Electrical circuits, no matter how complex, need to have these four things; The source of power or electricity, such as a generator, the load or equipment, and two wires to carry the electrons from the power source and back to the power source.

Another measure of electricity is Watts and Kilowatts. Watts = (Volts X Amps). For example, a 60 Watt light bulb uses .5 Amps. Kilowatts or kilowatt-hours is a measurement of how much electricity is used. 1 Kilowatt = 1000 Watts. For example, that 60 watt light bulb uses .06 kilowatt hours. So if your power company charges .13 cents per kilowatt hour, they will charge you .78 cents per hour of usage (.06 X 1 hr) X (.13 price). A 100 Watt light bulb would cost you $1.30 per hour.

Electricity also meets resistance. Like a rock in a river, the water meets a certain amount of resistance. In electric circuits, this is measured in Ohms. Zero Ohms equals zero resistance and the greater the resistance, the lesser the current flow, or voltage.

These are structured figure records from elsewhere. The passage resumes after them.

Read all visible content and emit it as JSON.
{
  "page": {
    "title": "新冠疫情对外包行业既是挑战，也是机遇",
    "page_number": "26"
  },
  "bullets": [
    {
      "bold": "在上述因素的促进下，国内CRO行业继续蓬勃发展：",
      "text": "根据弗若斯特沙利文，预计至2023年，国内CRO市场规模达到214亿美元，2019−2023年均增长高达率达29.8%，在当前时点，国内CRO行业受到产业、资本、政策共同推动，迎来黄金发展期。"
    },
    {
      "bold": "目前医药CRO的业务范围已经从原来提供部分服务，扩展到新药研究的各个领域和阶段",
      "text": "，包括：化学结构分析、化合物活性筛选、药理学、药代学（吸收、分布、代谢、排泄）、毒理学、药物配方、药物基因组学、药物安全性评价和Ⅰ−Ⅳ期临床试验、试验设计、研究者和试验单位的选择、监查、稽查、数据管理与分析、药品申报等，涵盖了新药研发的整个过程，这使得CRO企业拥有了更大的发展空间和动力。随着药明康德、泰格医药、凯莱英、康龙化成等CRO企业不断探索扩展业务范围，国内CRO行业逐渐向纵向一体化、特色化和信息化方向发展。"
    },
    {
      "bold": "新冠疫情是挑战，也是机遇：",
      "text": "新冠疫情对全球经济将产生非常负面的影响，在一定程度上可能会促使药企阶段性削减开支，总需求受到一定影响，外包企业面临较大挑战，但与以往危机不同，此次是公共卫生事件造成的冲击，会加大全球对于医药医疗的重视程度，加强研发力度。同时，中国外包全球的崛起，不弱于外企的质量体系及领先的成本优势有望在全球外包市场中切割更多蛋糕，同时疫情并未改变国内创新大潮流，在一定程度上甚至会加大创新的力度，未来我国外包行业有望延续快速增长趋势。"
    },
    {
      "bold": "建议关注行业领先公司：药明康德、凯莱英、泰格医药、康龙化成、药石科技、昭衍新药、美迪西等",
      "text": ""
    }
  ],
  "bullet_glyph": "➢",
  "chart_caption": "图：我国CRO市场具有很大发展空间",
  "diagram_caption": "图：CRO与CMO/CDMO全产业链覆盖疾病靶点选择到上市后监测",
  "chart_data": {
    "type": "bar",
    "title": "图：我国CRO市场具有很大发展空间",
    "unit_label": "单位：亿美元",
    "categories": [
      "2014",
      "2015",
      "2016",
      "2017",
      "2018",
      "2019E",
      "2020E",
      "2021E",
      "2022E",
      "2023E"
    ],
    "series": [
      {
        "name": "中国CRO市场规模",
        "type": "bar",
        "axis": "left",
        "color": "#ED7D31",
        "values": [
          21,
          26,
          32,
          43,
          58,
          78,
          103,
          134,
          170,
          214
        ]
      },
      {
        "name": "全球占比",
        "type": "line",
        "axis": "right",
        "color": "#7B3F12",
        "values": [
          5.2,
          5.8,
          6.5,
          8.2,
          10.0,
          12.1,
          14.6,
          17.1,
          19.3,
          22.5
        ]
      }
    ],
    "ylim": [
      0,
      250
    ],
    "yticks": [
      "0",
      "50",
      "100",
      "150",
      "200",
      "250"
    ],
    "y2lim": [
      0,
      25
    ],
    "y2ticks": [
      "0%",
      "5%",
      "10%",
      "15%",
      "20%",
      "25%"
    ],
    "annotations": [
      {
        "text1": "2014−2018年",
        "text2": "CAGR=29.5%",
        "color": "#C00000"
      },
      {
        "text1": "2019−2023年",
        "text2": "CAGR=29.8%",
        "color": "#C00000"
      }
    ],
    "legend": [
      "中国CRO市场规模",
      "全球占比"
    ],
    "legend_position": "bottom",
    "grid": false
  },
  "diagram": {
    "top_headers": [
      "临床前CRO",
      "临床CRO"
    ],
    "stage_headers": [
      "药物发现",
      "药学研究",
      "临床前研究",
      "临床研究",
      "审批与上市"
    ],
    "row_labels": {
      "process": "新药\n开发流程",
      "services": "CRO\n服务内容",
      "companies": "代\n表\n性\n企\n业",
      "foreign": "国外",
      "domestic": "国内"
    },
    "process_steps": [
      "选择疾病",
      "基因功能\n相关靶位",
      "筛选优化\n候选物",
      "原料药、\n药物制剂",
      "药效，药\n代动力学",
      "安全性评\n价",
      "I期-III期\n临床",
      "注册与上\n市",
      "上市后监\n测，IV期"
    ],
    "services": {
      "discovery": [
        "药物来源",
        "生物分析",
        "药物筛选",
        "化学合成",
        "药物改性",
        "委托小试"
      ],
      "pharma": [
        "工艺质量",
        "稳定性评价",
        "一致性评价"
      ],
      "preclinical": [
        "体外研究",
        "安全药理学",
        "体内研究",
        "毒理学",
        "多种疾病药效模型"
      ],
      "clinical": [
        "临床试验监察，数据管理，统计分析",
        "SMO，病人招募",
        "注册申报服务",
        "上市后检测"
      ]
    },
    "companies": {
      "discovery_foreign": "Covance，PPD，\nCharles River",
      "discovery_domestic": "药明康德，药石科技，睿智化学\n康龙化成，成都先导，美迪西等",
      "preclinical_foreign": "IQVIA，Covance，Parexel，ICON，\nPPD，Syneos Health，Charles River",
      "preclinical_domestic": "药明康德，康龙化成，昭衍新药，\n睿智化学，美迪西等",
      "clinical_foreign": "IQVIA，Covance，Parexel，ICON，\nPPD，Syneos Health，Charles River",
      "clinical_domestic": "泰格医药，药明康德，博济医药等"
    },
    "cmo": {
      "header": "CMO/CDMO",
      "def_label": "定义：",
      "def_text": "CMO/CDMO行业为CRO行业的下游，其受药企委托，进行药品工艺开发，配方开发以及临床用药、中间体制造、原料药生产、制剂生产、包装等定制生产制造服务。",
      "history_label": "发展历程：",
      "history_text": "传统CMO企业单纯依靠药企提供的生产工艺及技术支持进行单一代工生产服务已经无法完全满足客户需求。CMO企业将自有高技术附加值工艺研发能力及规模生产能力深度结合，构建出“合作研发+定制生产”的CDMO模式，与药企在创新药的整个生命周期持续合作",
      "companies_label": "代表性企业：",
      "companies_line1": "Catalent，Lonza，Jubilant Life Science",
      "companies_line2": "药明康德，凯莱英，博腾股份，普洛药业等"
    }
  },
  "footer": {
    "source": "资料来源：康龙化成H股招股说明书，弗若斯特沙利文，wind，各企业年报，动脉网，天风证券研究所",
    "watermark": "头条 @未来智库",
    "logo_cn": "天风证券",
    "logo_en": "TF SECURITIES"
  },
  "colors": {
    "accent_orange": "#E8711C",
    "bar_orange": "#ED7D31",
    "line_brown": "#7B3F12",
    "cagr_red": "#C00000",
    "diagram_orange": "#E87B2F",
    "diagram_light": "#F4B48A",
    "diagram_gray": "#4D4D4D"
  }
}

For formulas expressing electrical equations, voltage is (V), current or amps are (I) and resistance is (r). To demonstrate how these three units relate to each other, one uses the formula I=V/r. To simplify, if you increase voltage, you will get more electricity. If you decrease resistance you will get more electricity.

The easiest way to actually see this equation is to look at a light bulb. The thin wire is called the filament. When electrical power is applied to the bulb, the filament resists the current of electrons. You can calculate that resistance by rearranging and applying the same formula, r=V/I. A 60 Watt light bulb's resistance would be 240 Ohms.

There are also two types of electrical currents, direct current (DC) and alternating current (AC). Direct current is what a battery produces, the current flows in one direction only, moving directly from the negative terminal to the positive terminal of the battery.

Alternating current is the power produced from generators or power plants. Alternating current reverses or cycles 60 times per second (in the United States). This is called Hertz (Hz) or Cycle. The electricity available in your United States home is 120 volt, 60 Hz AC power.

The advantage of alternating current is that the power company can send millions of volts from their power plants through small wires to transformers that step it down to usable voltages in one's residence.

One of the most misunderstood terms in an electrical system is grounding. Essentially, grounding provides an alternate route for the electrical current to flow by intentionally connecting the system to the earth. Grounding wires, under normal circumstances, carry no electrical load. The only time a grounding wire will carry current is when a piece of equipment or appliance is faulty. The only time you would intentionally send current through a ground because of a lightening strike or power surge, protecting the attached equipment.

Electricity is the life blood that flows through our society. Our survival, our comfort and entertainment are all affected by electricity. There still may be many mysteries and debates surrounding the definitions and what actually flows through those wires, but one thing is for sure, life would be much different without it.